Image classification with a five band camera: Difference between revisions

Revision as of 18:56, 20 March 2014

Introduction

Image classification is a central topic in computer vision in which images are lumped into categories via comparison and prediction. Many state-of-the-art classification systems follow a somewhat ubiquitous procedure of feature extraction via dense grid descriptor sampling, coding into higher dimensions, pooling, and finally classification. Integrated computer vision techniques like object and scene recognition are also gaining traction in consumer-grade electronics. Two now common examples of this in digital cameras are (1) scene recognition, in which the appropriate aperture, shutter speed, and nonlinear gamma settings are selected and (2) face detection, which is used to determine the appropriate autofocus parameters and locations for redeye removal.

Aside from pure software-based developments, data acquisition is central to the heart of this problem. Most silicon based digital camera sensors use CCD or CMOS sensor chips that are inherently sensitive to a broad spectrum of light, starting at short visible wavelengths, and reaching into the near-infrared. Many of these sensors have a series of filters that discretize or remove light, ending with three channels of digital data, each corresponding to an RGB color channel: red, green or blue. Such cameras are often termed "three band". It is argued here that a camera with more sensitivity over a broader spectrum of wavelengths could be helpful to many computer vision techniques.

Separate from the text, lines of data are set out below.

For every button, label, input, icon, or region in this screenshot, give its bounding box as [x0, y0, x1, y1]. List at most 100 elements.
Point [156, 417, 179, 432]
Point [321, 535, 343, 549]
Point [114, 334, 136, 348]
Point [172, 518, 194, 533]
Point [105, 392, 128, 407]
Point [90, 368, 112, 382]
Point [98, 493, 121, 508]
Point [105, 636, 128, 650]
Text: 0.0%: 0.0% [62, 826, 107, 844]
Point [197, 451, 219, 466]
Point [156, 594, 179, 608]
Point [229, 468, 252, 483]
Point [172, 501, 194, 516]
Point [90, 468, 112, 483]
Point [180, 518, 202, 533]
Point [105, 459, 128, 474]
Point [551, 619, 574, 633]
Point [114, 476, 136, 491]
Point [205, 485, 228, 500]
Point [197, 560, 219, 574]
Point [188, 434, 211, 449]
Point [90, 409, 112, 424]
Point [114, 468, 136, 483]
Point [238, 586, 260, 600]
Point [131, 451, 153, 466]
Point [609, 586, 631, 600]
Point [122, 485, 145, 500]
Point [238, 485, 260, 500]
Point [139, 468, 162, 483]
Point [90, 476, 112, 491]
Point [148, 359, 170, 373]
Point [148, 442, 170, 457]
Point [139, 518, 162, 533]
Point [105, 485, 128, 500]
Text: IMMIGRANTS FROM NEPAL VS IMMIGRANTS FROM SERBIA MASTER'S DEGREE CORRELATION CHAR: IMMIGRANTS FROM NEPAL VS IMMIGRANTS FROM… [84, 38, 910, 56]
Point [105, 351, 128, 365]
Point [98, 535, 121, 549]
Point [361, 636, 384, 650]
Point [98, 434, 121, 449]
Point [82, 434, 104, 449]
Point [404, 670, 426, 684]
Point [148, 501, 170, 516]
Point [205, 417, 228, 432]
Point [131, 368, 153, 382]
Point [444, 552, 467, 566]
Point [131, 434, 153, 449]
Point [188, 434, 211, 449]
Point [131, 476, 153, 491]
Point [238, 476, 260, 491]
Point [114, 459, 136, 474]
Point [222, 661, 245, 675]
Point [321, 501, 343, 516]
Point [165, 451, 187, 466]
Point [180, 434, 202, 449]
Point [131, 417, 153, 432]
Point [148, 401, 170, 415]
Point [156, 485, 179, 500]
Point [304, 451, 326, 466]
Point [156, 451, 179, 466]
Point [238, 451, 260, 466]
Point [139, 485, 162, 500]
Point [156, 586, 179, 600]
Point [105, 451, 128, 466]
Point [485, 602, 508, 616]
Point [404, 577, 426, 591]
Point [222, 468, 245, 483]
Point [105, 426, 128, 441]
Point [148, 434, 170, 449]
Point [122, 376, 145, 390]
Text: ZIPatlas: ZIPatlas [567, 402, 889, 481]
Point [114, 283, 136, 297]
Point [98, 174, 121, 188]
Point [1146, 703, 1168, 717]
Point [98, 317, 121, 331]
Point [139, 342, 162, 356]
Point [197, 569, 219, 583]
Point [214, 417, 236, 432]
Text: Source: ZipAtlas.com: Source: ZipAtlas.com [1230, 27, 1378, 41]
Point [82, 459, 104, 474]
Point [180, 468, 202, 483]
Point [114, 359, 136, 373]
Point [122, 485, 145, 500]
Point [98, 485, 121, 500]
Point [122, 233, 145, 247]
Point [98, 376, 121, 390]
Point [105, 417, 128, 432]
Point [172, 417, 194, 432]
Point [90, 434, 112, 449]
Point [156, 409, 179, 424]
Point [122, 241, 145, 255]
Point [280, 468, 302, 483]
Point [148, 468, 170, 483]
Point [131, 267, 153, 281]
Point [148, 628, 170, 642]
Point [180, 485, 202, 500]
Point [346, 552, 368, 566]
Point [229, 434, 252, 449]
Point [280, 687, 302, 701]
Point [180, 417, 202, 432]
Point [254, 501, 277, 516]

To test this hypothesis, a set of 72 images of four different pieces of fruit were taken on a prototype brand five band camera donated to Stanford's Center for Image Systems Engineering (SCIEN) lab, sampled using SIFT feature descriptors, and compared using RANSAC.

Background

In 2011, Brown and Susstrunk [1] used a modified single lens reflex (SLR) camera to capture several hundred three band color and NIR image pairs to show that the addition of NIR image information leads to significantly improved performance in scene recognition tasks. The authors tested multiple feature descriptors in their analysis, including color-specific SIFT, multispectral SIFT, GIST (feature descriptors generated using three scales and eight orientations per scale), and HMAX (a hierarchy of filtering and max-pooling operations computed independently and concatenated for each band). In each case, the authors found a general trend that adding more information lead to better recognition performance, and that the SIFT based descriptors showed the greatest improvements (recognition rates of 59.6% vs. 73.1% for RGB versus RGB + NIR, respectively).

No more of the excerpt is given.